= Arriflex 416 =

16 mm movie camera line

Arriflex 416 is a motion picture camera product line created by Arri in 2006. This camera line was introduced in large part to accommodate new lenses of larger diameter that physically interfered with the Arri 16 SR3 viewfinder. The 416 camera series is designed for 16mm filmmaking in the Super 16 format. The 416 series has some features that are derived from Arri's 35mm cameras. The 416 series is compatible with some 35mm camera accessories, such as PL-mount lenses, base plates, matte boxes, follow focus units, and more.
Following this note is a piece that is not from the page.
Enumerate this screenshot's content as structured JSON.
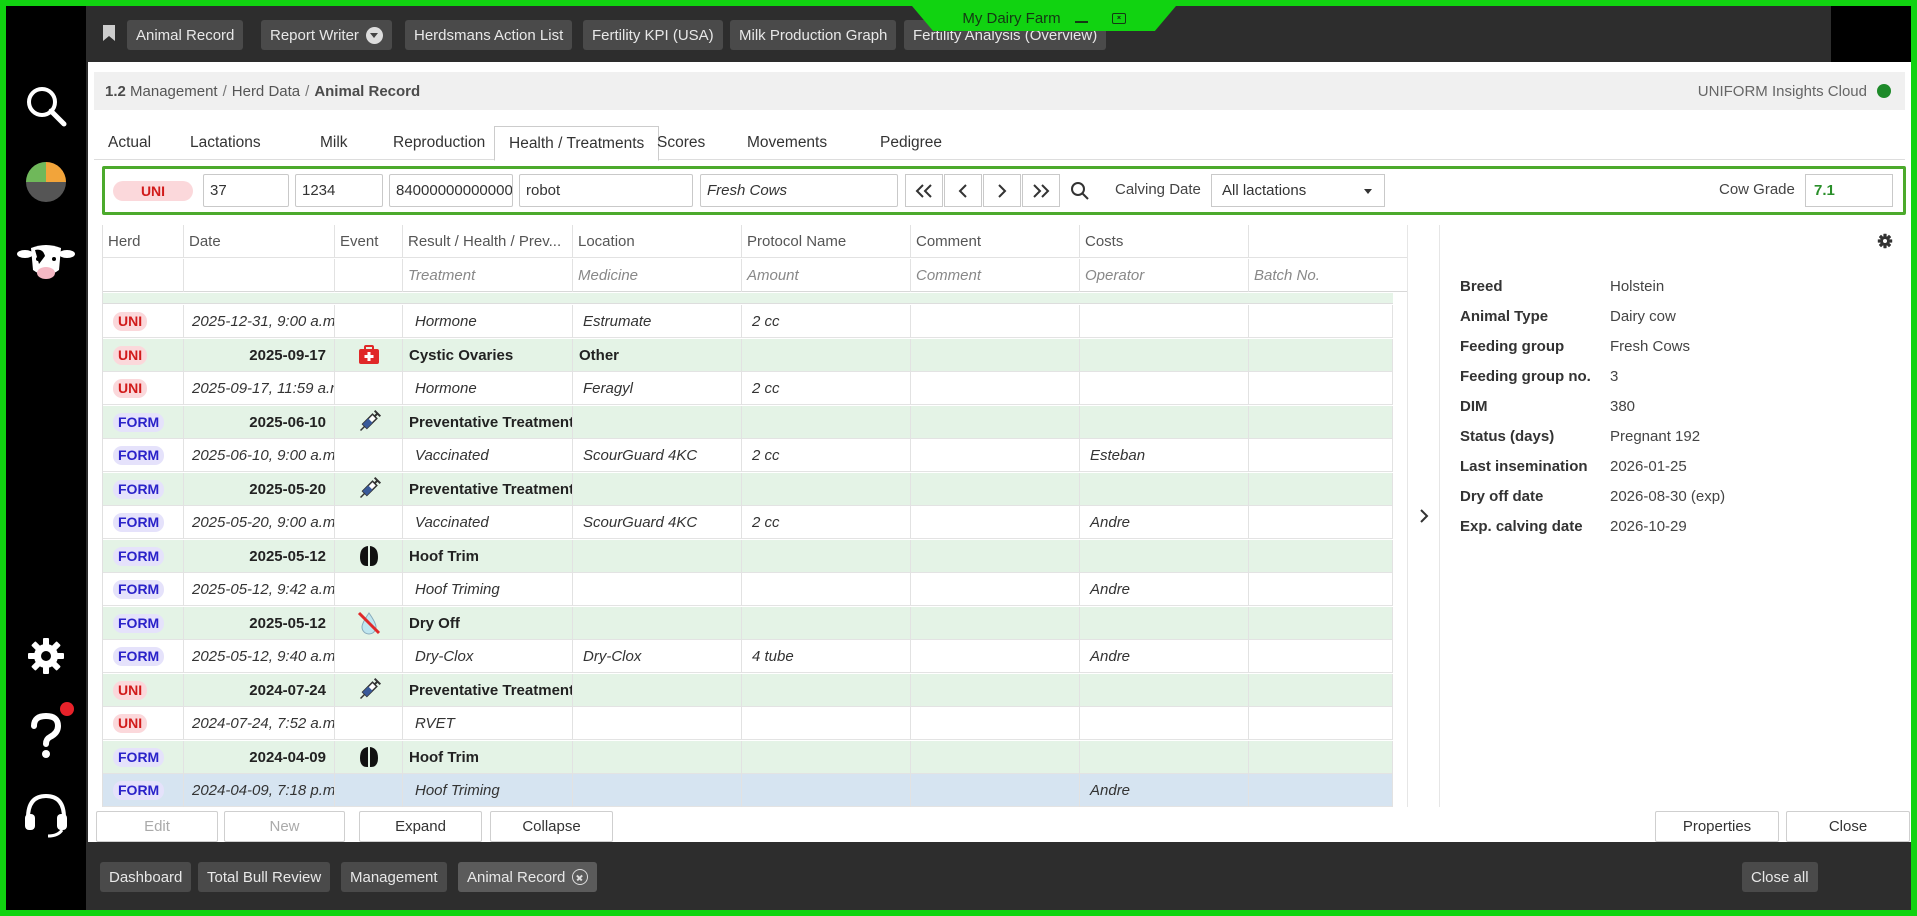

The 416 is used on movie and TV drama productions such as Bronson, Canterbury's Law, The Walking Dead, Chuck, the 2008 movies Ivory and The Wave, Black Swan, Dhobi Ghat and Fruitvale Station. It was also used on the 2015 films Suffragette, and Carol, as well as the 2016 war dramas Anthropoid and ’76.

==Arriflex 416==
Introduced in 2006.
- Super 16 format.
- PL-mount lens mount.
- 45° to 180° shutter as 35-style camera.
- 35-style viewfinder.
- Use same video-assist system as Arricam, Arriflex 435 Xtreme, and Arriflex 235.
- Running speed: 1 to 75 frame/s

==Arriflex 416 Plus==
Introduced with 416 at the same time. It has the same specifications as the 416, but it also includes
- Integrated accessory electronics and radio for wireless remote control

==Arriflex 416 Plus HS==
Introduced in April 2008. Included specifications from 416 Plus, and provided high speed function for slow-motion capturing.